Wednesday, May 28, 2008

old post from myspace

I thought I would share a post from my blog on myspace that I wrote a couple of weeks ago. Enjoy!
Hey Everybody....

Have you ever felt like you were "surviving" rather than "living" life? Now, I don't mean literal survival, where you have to fight to stay alive or anything like that. I'm talking more about emotional survival. It's a place where you feel drained almost every day emotionally, and you don't really have anything significant to look forward to that gives you that emotional boost to make it through. I think most of us will go through this season in our lives at least once, and it's usually partly our fault.

Misty and I have lived in Green Bay for a little over 6 months now, and I have found it to be probably the most challenging season of my life. Moving away from home is never easy, but I thought it was. Yeah, that's right, I THOUGHT it was! For the several weeks leading up to our big move, all my mind could focus on was the excitement, the adventure, the potential benefits of leaving home (town) and making something of myself. While I was naively concentrated on the positive, my wife was dealing with the negative side - leaving family, friends, warmer weather, great job, history. And in those moments, I couldn't understand her, why think about those things when we can think about the positives - owning our first house, being more independent, helping to turn a church around and experience growth? The truth is, I didn't think much about what I would be leaving because they didn't have much value to me at that moment. "I can always make new friends, and I'll stay in touch with the ones I do have," and "Family will always be there," is what I thought. I didn't realize until New Year's Eve 2008 that aside from my wife and God, those people are the most valuable things in my life. It's sad that it took an 8 hour move for me to realize that. But hey, I'm a guy, I'm a little slow when it comes to these things.

So, I've been emotionally "surviving" for about 4 months now, and I am now trying to figure out how to break out of it.
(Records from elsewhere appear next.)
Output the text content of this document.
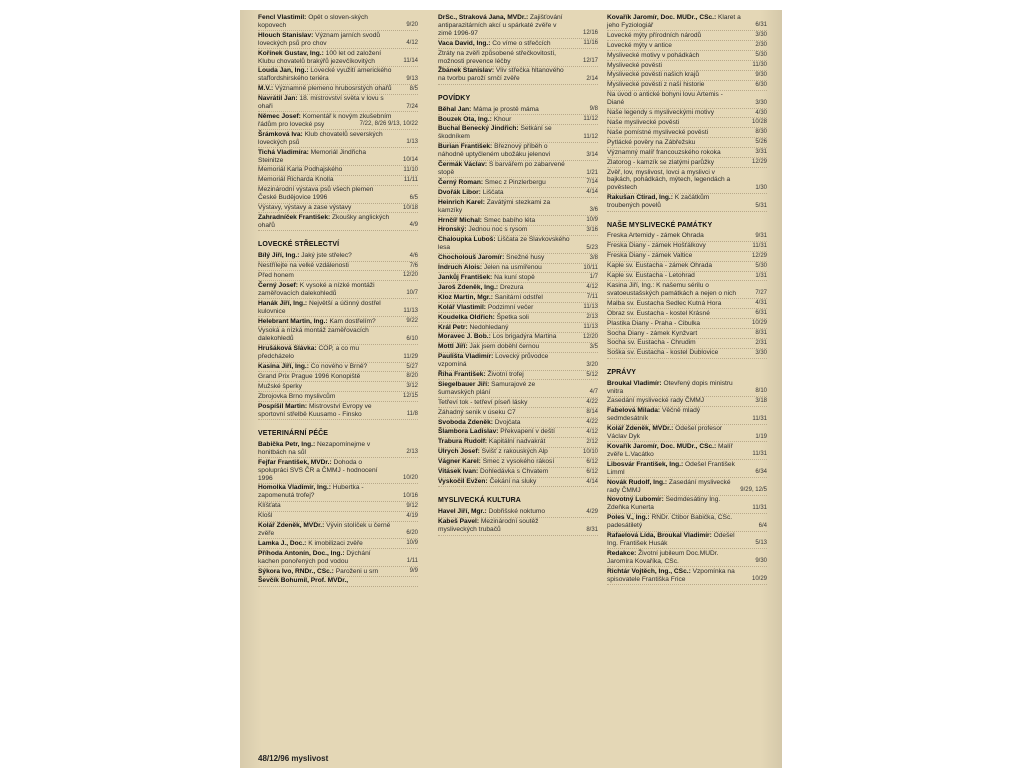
Fencl Vlastimil: Opět o sloven-ských kopovech	9/20
Hlouch Stanislav: Význam jarních svodů loveckých psů pro chov	4/12
Kořínek Gustav, Ing.: 100 let od založení Klubu chovatelů brakýřů jezevčíkovitých	11/14
Louda Jan, Ing.: Lovecké využití amerického staffordshirského teriéra	9/13
M.V.: Významné plemeno hrubosrstých ohařů	8/5
Navrátil Jan: 18. mistrovství světa v lovu s ohaři	7/24
Němec Josef: Komentář k novým zkušebním řádům pro lovecké psy	7/22, 8/26 9/13, 10/22
Šrámková Iva: Klub chovatelů severských loveckých psů	1/13
Tichá Vladimíra: Memoriál Jindřicha Steinitze	10/14
Memoriál Karla Podhajského	11/10
Memoriál Richarda Knolla	11/11
Mezinárodní výstava psů všech plemen České Budějovice 1996	6/5
Výstavy, výstavy a zase výstavy	10/18
Zahradníček František: Zkoušky anglických ohařů	4/9
LOVECKÉ STŘELECTVÍ
Bílý Jiří, Ing.: Jaký jste střelec?	4/6
Nestřílejte na velké vzdálenosti	7/6
Před honem	12/20
Černý Josef: K vysoké a nízké montáži zaměřovacích dalekohledů	10/7
Hanák Jiří, Ing.: Největší a účinný dostřel kulovnice	11/13
Helebrant Martin, Ing.: Kam dostřelím?	9/22
Vysoká a nízká montáž zaměřovacích dalekohledů	6/10
Hrušáková Slávka: COP, a co mu předcházelo	11/29
Kasina Jiří, Ing.: Co nového v Brně?	5/27
Grand Prix Prague 1996 Konopiště	8/20
Mužské šperky	3/12
Zbrojovka Brno myslivcům	12/15
Pospíšil Martin: Mistrovství Evropy ve sportovní střelbě Kuusamo - Finsko	11/8
VETERINÁRNÍ PÉČE
Babička Petr, Ing.: Nezapomínejme v honitbách na sůl	2/13
Fejfar František, MVDr.: Dohoda o spolupráci SVS ČR a ČMMJ - hodnocení 1996	10/20
Homolka Vladimír, Ing.: Hubertka - zapomenutá trofej?	10/16
Klíšťata	9/12
Klošl	4/19
Kolář Zdeněk, MVDr.: Vývin stolíček u černé zvěře	6/20
Lamka J., Doc.: K imobilizaci zvěře	10/9
Příhoda Antonín, Doc., Ing.: Dýchání kachen ponořených pod vodou	1/11
Sýkora Ivo, RNDr., CSc.: Paroženi u srn	9/9
Ševčík Bohumil, Prof. MVDr.,
DrSc., Straková Jana, MVDr.: Zajišťování antiparazitárních akcí u spárkaté zvěře v zimě 1996-97	12/16
Vaca David, Ing.: Co víme o střečcích	11/16
Ztráty na zvěři způsobené střečkovitostí, možnosti prevence léčby	12/17
Žbánek Stanislav: Vliv střečka hltanového na tvorbu paroží srnčí zvěře	2/14
POVÍDKY
Běhal Jan: Máma je prostě máma	9/8
Bouzek Ota, Ing.: Khour	11/12
Buchal Benecký Jindřich: Setkání se škodníkem	11/12
Burian František: Březnový příběh o náhodně uptyčleném ubožáku jelenovi	3/14
Čermák Václav: S barvářem po zabarvené stopě	1/21
Černý Roman: Smec z Pinzlerbergu	7/14
Dvořák Libor: Liščata	4/14
Heinrich Karel: Zavátými stezkami za kamzíky	3/6
Hrnčíř Michal: Smec babího léta	10/9
Hronský: Jednou noc s rysom	3/16
Chaloupka Luboš: Liščata ze Slavkovského lesa	5/23
Chocholouš Jaromír: Snežné husy	3/8
Indruch Alois: Jelen na usmířenou	10/11
Jankůj František: Na kuní stopě	1/7
Jaroš Zdeněk, Ing.: Drezura	4/12
Kloz Martin, Mgr.: Sanitární odstřel	7/11
Kolář Vlastimil: Podzimní večer	11/13
Koudelka Oldřich: Špetka soli	2/13
Král Petr: Nedohledaný	11/13
Moravec J. Bob.: Los brigadýra Martina	12/20
Mottl Jiří: Jak jsem doběhl černou	3/5
Paulišta Vladimír: Lovecký průvodce vzpomíná	3/20
Říha František: Životní trofej	5/12
Siegelbauer Jiří: Samurajové ze šumavských plání	4/7
Tetřeví tok - tetřeví píseň lásky	4/22
Záhadný senik v úseku C7	8/14
Svoboda Zdeněk: Dvojčata	4/22
Šlambora Ladislav: Překvapení v deští	4/12
Trabura Rudolf: Kapitální nadvakrát	2/12
Ulrych Josef: Svišť z rakouských Alp	10/10
Vágner Karel: Smec z vysokého rákosí	6/12
Vitásek Ivan: Dohledávka s Chvatem	6/12
Vyskočil Evžen: Čekání na sluky	4/14
MYSLIVECKÁ KULTURA
Havel Jiří, Mgr.: Dobřišské noktumo	4/29
Kabeš Pavel: Mezinárodní soutěž mysliveckých trubačů	8/31
Kovařík Jaromír, Doc. MUDr., CSc.: Klaret a jeho Fyziologiář	6/31
Lovecké mýty přírodních národů	3/30
Lovecké mýty v antice	2/30
Myslivecké motivy v pohádkách	5/30
Myslivecké pověsti	11/30
Myslivecké pověsti našich krajů	9/30
Myslivecké pověsti z naší historie	6/30
Na úvod o antické bohyni lovu Artemis - Diané	3/30
Naše legendy s mysliveckými motivy	4/30
Naše myslivecké pověsti	10/28
Naše pomístné myslivecké pověsti	8/30
Pytlácké pověry na Zábřežsku	5/26
Významný malíř francouzského rokoka	3/31
Zlatorog - kamzík se zlatými parůžky	12/29
Zvěř, lov, myslivost, lovci a myslivci v bajkách, pohádkách, mýtech, legendách a pověstech	1/30
Rakušan Ctirad, Ing.: K začátkům troubených povelů	5/31
NAŠE MYSLIVECKÉ PAMÁTKY
Freska Artemidy - zámek Ohrada	9/31
Freska Diany - zámek Hošťálkovy	11/31
Freska Diany - zámek Valtice	12/29
Kaple sv. Eustacha - zámek Ohrada	5/30
Kaple sv. Eustacha - Letohrad	1/31
Kasina Jiří, Ing.: K našemu sérilu o svatoeustašských památkách a nejen o nich	7/27
Malba sv. Eustacha Sedlec Kutná Hora	4/31
Obraz sv. Eustacha - kostel Krásné	6/31
Plastika Diany - Praha - Cibulka	10/29
Socha Diany - zámek Kynžvart	8/31
Socha sv. Eustacha - Chrudim	2/31
Soška sv. Eustacha - kostel Dublovice	3/30
ZPRÁVY
Broukal Vladimír: Otevřený dopis ministru vnitra	8/10
Zasedání myslivecké rady ČMMJ	3/18
Fabelová Milada: Věčně mladý sedmdesátník	11/31
Kolář Zdeněk, MVDr.: Odešel profesor Václav Dyk	1/19
Kovařík Jaromír, Doc. MUDr., CSc.: Malíř zvěře L.Vacátko	11/31
Libosvár František, Ing.: Odešel František Limml	6/34
Novák Rudolf, Ing.: Zasedání myslivecké rady ČMMJ	9/29, 12/5
Novotný Lubomír: Sedmdesátiny Ing. Zdeňka Kunerta	11/31
Poles V., Ing.: RNDr. Ctibor Babička, CSc. padesátiletý	6/4
Rafaelová Lída, Broukal Vladimír: Odešel Ing. František Husák	5/13
Redakce: Životní jubileum Doc.MUDr. Jaromíra Kovaříka, CSc.	9/30
Richtár Vojtěch, Ing., CSc.: Vzpomínka na spisovatele Františka Frice	10/29
48/12/96 myslivost
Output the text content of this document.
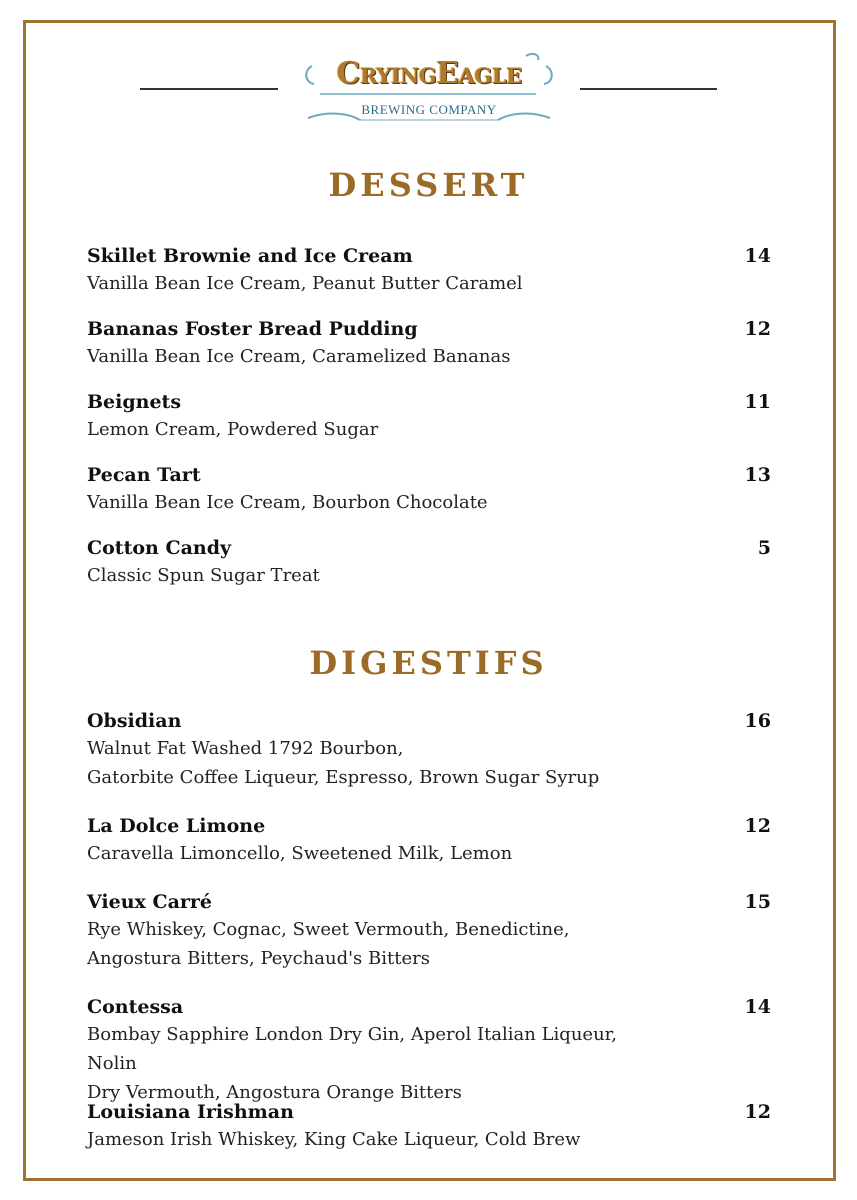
CryingEagle
BREWING COMPANY
DESSERT
Skillet Brownie and Ice Cream	14
Vanilla Bean Ice Cream, Peanut Butter Caramel
Bananas Foster Bread Pudding	12
Vanilla Bean Ice Cream, Caramelized Bananas
Beignets	11
Lemon Cream, Powdered Sugar
Pecan Tart	13
Vanilla Bean Ice Cream, Bourbon Chocolate
Cotton Candy	5
Classic Spun Sugar Treat
DIGESTIFS
Obsidian	16
Walnut Fat Washed 1792 Bourbon,
Gatorbite Coffee Liqueur, Espresso, Brown Sugar Syrup
La Dolce Limone	12
Caravella Limoncello, Sweetened Milk, Lemon
Vieux Carré	15
Rye Whiskey, Cognac, Sweet Vermouth, Benedictine,
Angostura Bitters, Peychaud's Bitters
Contessa	14
Bombay Sapphire London Dry Gin, Aperol Italian Liqueur,
Nolin
Dry Vermouth, Angostura Orange Bitters
Louisiana Irishman	12
Jameson Irish Whiskey, King Cake Liqueur, Cold Brew
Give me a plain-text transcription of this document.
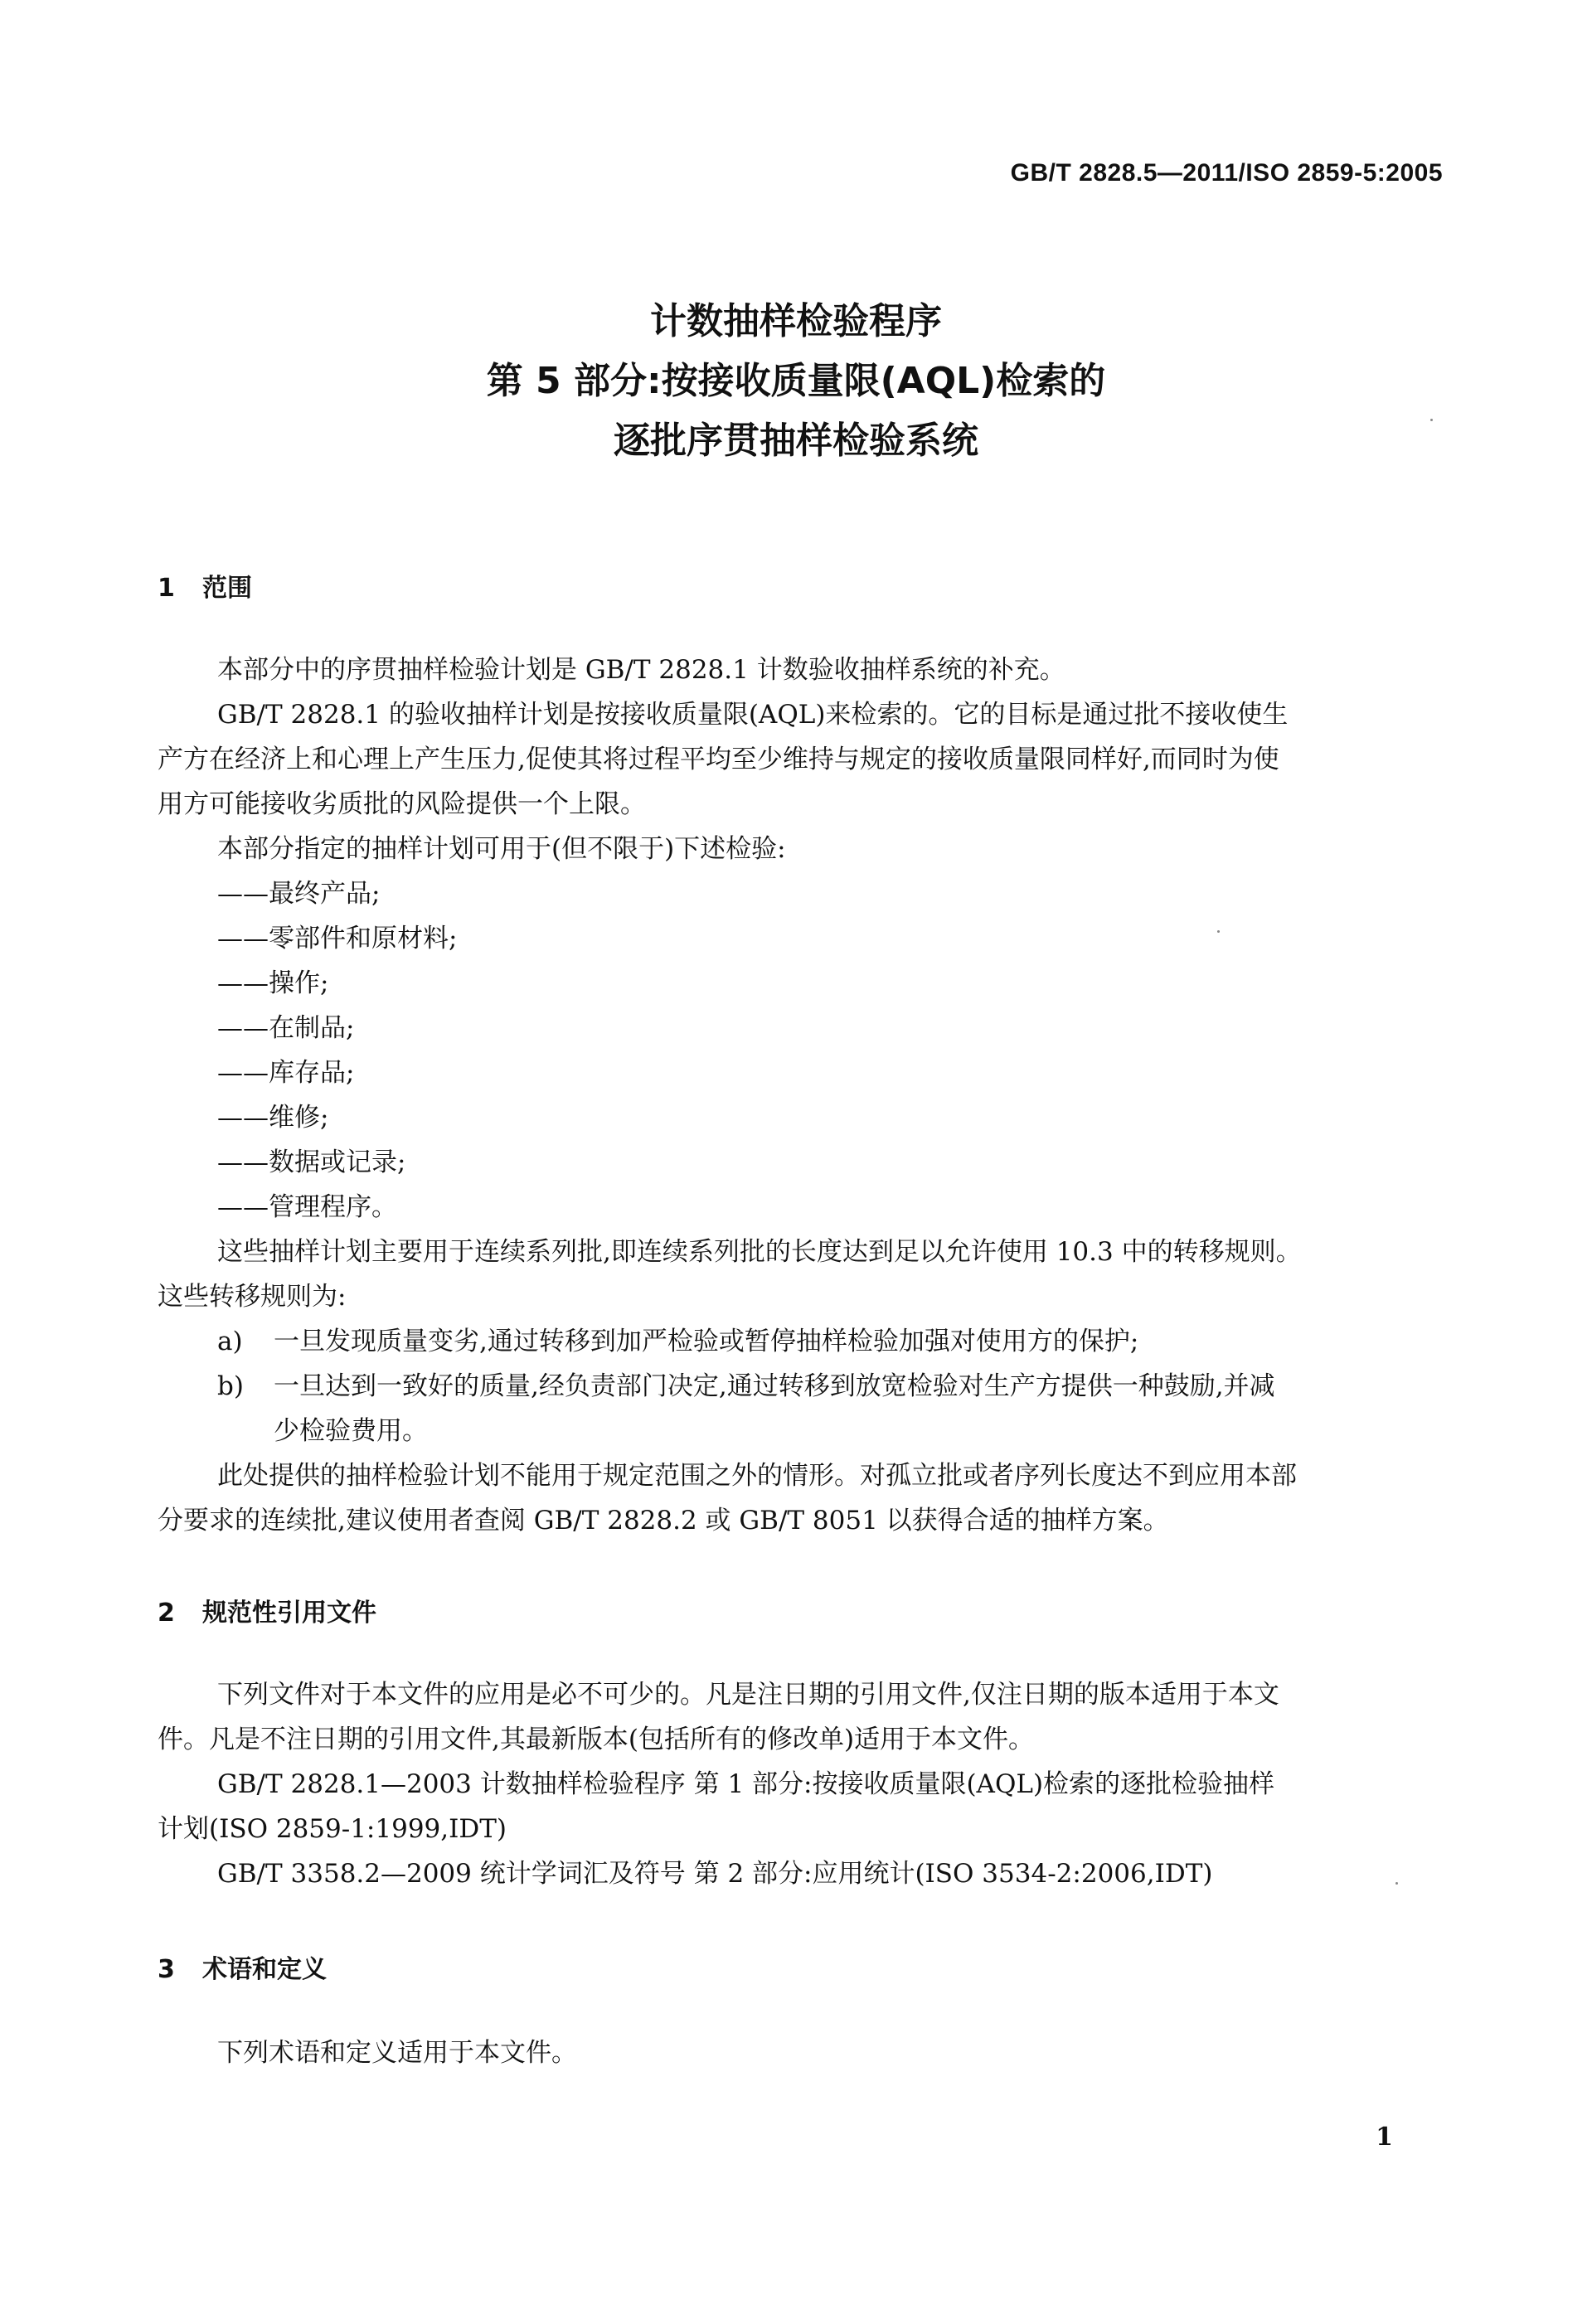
GB/T 2828.5—2011/ISO 2859-5:2005
计数抽样检验程序
第 5 部分:按接收质量限(AQL)检索的
逐批序贯抽样检验系统
1 范围
本部分中的序贯抽样检验计划是 GB/T 2828.1 计数验收抽样系统的补充。
GB/T 2828.1 的验收抽样计划是按接收质量限(AQL)来检索的。它的目标是通过批不接收使生
产方在经济上和心理上产生压力,促使其将过程平均至少维持与规定的接收质量限同样好,而同时为使
用方可能接收劣质批的风险提供一个上限。
本部分指定的抽样计划可用于(但不限于)下述检验:
——最终产品;
——零部件和原材料;
——操作;
——在制品;
——库存品;
——维修;
——数据或记录;
——管理程序。
这些抽样计划主要用于连续系列批,即连续系列批的长度达到足以允许使用 10.3 中的转移规则。
这些转移规则为:
a) 一旦发现质量变劣,通过转移到加严检验或暂停抽样检验加强对使用方的保护;
b) 一旦达到一致好的质量,经负责部门决定,通过转移到放宽检验对生产方提供一种鼓励,并减
少检验费用。
此处提供的抽样检验计划不能用于规定范围之外的情形。对孤立批或者序列长度达不到应用本部
分要求的连续批,建议使用者查阅 GB/T 2828.2 或 GB/T 8051 以获得合适的抽样方案。
2 规范性引用文件
下列文件对于本文件的应用是必不可少的。凡是注日期的引用文件,仅注日期的版本适用于本文
件。凡是不注日期的引用文件,其最新版本(包括所有的修改单)适用于本文件。
GB/T 2828.1—2003 计数抽样检验程序 第 1 部分:按接收质量限(AQL)检索的逐批检验抽样
计划(ISO 2859-1:1999,IDT)
GB/T 3358.2—2009 统计学词汇及符号 第 2 部分:应用统计(ISO 3534-2:2006,IDT)
3 术语和定义
下列术语和定义适用于本文件。
1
I've found myself praying "God, what are you trying to teach me in all of this," and "If you are, would you let me learn it already!". It's hard to open yourself up to new people when you don't feel like you have anything to give them. Survival mode can even affect the God-given passion you've had all your life. I find myself at times not caring much about worship & media which is foreign to me. I believe God puts us through this time of testing not to say "woe is me" or "my life sucks", because I certainly realize that my problems pale in comparison to other people, and I am truly blessed. There is a lesson to be learned through all of this, and I'm slowly figuring it out.

My buddy Josh has been encouraging me through a lot of this (that's his nature, it makes me want to slap him in the face sometimes :) J/J. He told me to read a book by Mark Batterson called "In a Pit with a Lion on a Snowy Day". Now, I am not a reader, and haven't read a book all the way through in quite some time. But I dedicated myself to read this one, and I'm glad I did. If any of what I'm saying relates to you at all, you should pick up a copy of this book. It basically talks about how our greatest challenges in life can turn into our greatest accomplishments. Most of us set a priority to keep ourselves away from tough situations and avoid seasons of trials. But Mark encourages us to seek out these opportunities as a way for God to do something incredible with our lives. In one chapter he talks about how God takes our greatest weaknesses and puts us in a position to overcome them. For instance, I am shy by nature, and do not enjoy speaking in front of people. And what has God called me to do? Lead worship. In front of people. Doing a lot of speaking. Needing to be somewhat charismatic. I've often wished that I was like a lot of people that are naturally outgoing, and getting up in front of people was easy for them. But I realized if I were like that, it wouldn't take any effort to do what I do, and there would be no reward in that. I believe that God is taking a shy guy who doesn't like the spotlight, and using him to lead thousands of people in his lifetime to prove God's ability to use us. Please understand that I don't say any of that arrogantly, I just want to prove how big God really is!

I don't really know why I wrote this blog, I guess I just wanted to share what I'm going through in the hopes that you can be encouraged that you're not alone if your going through the same thing. It also helps me open up in a way that I might not do if I was talking to you. I hope that things are going well in your life, and I will keep updating you on the progress here.